出马仙:我乃东北悲王 草上飞 3271 2026-05-01 18:11:34

苏正阳的信是跟着季度简报一起到的。

纸鹤飞得稳当,翅膀折了三道褶,落在供桌上翅膀还扑腾了两下。苏晚宁拆开纸鹤,里面是一封信,苏正阳的亲笔,字写得比平时大,像是怕人看不清。她从头到尾看了一遍,把信递给胡来。

“南方那个道制会,通过苏家的渠道递了话。”苏晚宁的声音很平,但语速比平时快了一点,“他们想了解混沌封印的维护制度,说是想学习南北道门在封印维护上的经验,为以后的道门融合做准备。”

胡来把信接过去看。苏正阳在信里写得很清楚:道制会的人是通过苏家一个旁支亲戚找上门的,走的正规道门渠道,用的是道制会的正式名头,不是偷偷摸摸的。他们在苏家坐了一个下午,聊的是南北道门在混沌封印维护上的分工方式、维护周期是谁定的、管理权在谁手里。没有打探任何技术细节,没有问封印的结构、弱点、破解方法,问的全是制度层面的东西。

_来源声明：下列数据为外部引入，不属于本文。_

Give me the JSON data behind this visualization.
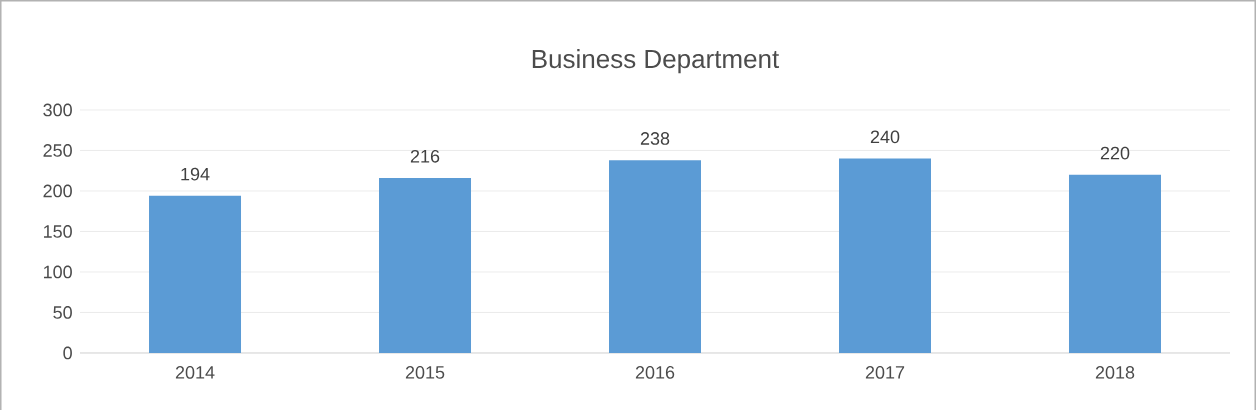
{
  "chart_data": {
    "type": "bar",
    "title": "Business Department",
    "categories": [
      "2014",
      "2015",
      "2016",
      "2017",
      "2018"
    ],
    "values": [
      194,
      216,
      238,
      240,
      220
    ],
    "color": "#5b9bd5",
    "ylim": [
      0,
      300
    ],
    "yticks": [
      0,
      50,
      100,
      150,
      200,
      250,
      300
    ],
    "grid": "y",
    "data_labels": true
  }
}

苏正阳在信末尾写了几行字,字迹比前面重,像是用力按着笔写的:“这个团体的动机目前看不出恶意。但我提醒你,任何主动接近混沌封印的人,都要保持谨慎。不管他走的是什么渠道、用的是多正规的身份。”

胡来把信放在供桌上,从兜里摸出烟叼在嘴角。苏晚宁在供桌前把苏正阳的信和清风子之前从阴司带回来的调阅记录并排放在一起——时间对得上,关注点对得上,团体身份对得上。道制会在阴司调阅档案的同时,通过苏家的正规渠道表达了想了解封印制度的意愿。

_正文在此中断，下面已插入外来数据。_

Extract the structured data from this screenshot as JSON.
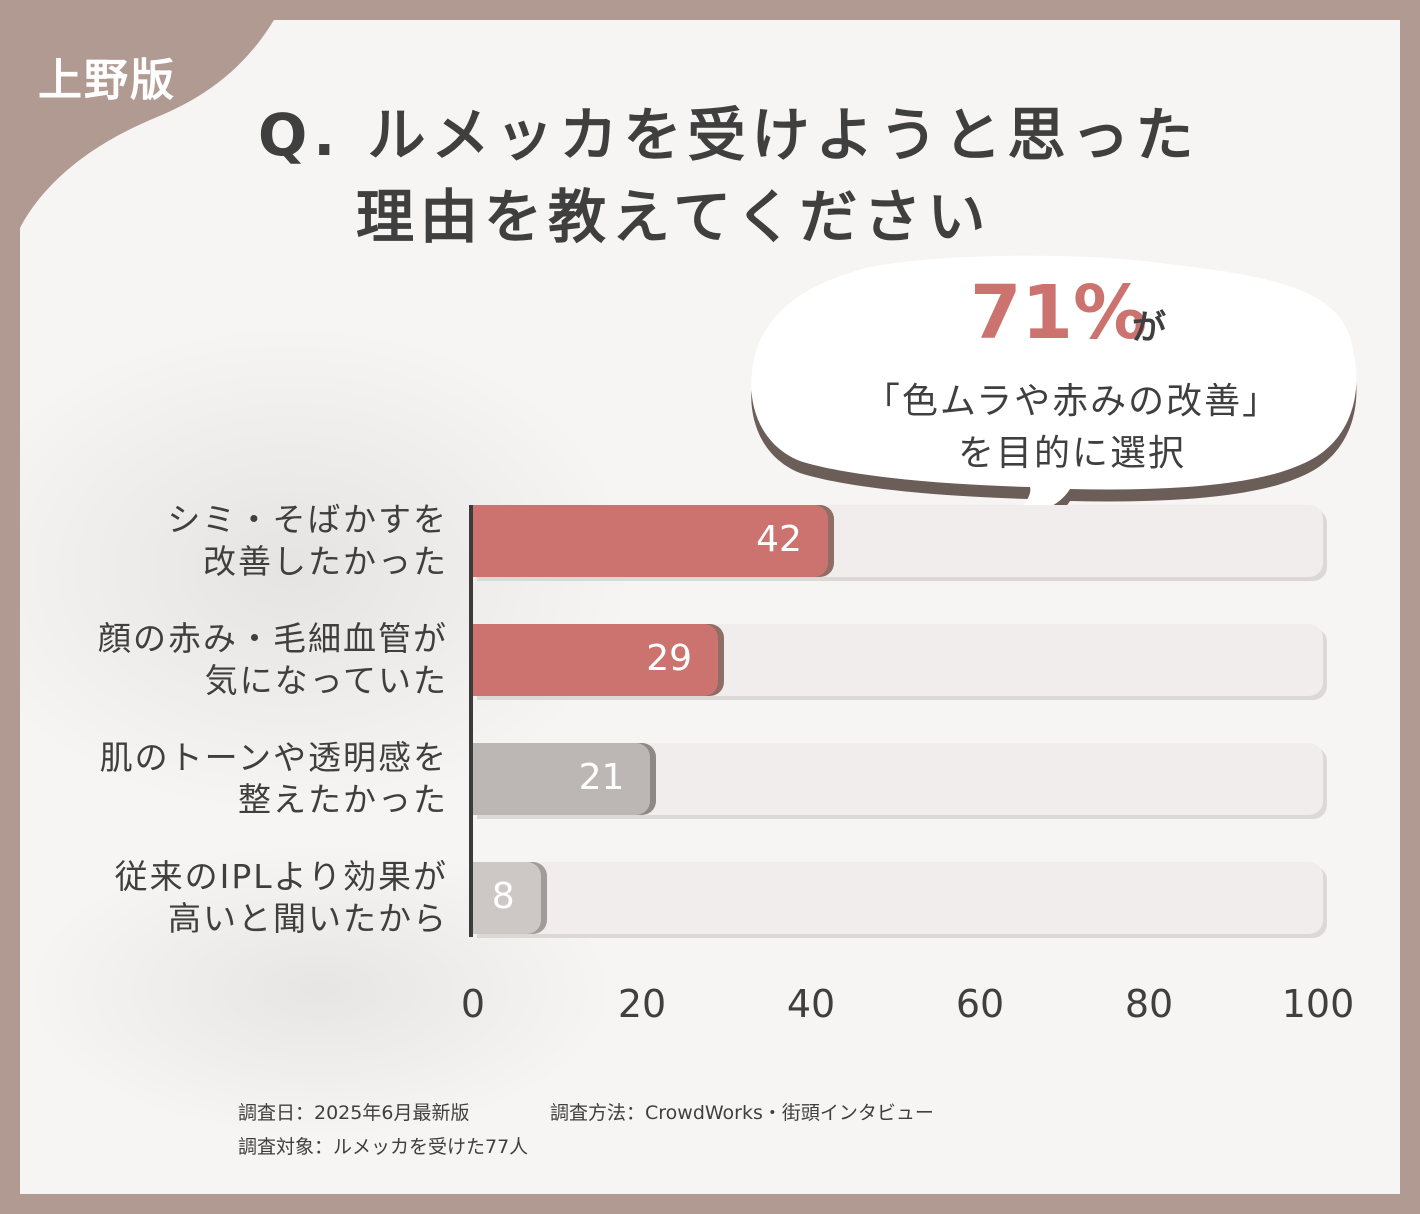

“行为模式跟暗网完全不同。”苏晚宁把两张纸摆在一起,手指点在调阅记录和信件的日期上,“暗网用的是代号、炭笔、废弃驿站、中间人,从头到尾不敢露脸。这个道制会走的是正规道门渠道,身份透明,有备案,用正式名头。他们不怕我们知道是谁在研究这些东西。”

胡来把烟点着了,抽了一口。烟雾从嘴角飘出来,他看着供桌上那两页纸看了一会儿。

“既然他们走的是正规渠道,就按正规流程来。”胡来把烟灰弹在地上,用鞋底碾了碾,“暂时不主动联络,等他们正式提出申请之后再议。现在只是通过苏家递了个话,连正式函件都没有,我们不用急着回应。”

苏晚宁在联阵图上那个“道制会”标注点旁边又加了一行字:已通过苏家渠道表达对封印维护制度的兴趣,动机不明但当前无恶意,暂不主动联络。她把图折好放进木匣子里,从抽屉里取出一张空白信纸,准备给苏正阳写回信。她提笔写了几行——信已收到,道制会的事堂口已知悉。目前态度是不主动联络,等对方正式提出申请后再议。封印维护制度涉及南北道门共同利益,任何调整都需要茅山、堂口和南方各主要门派共同商定。写完了她晾了晾墨,折成纸鹤,往纸鹤上吹了口气。纸鹤从窗口飞出去往南边飞了。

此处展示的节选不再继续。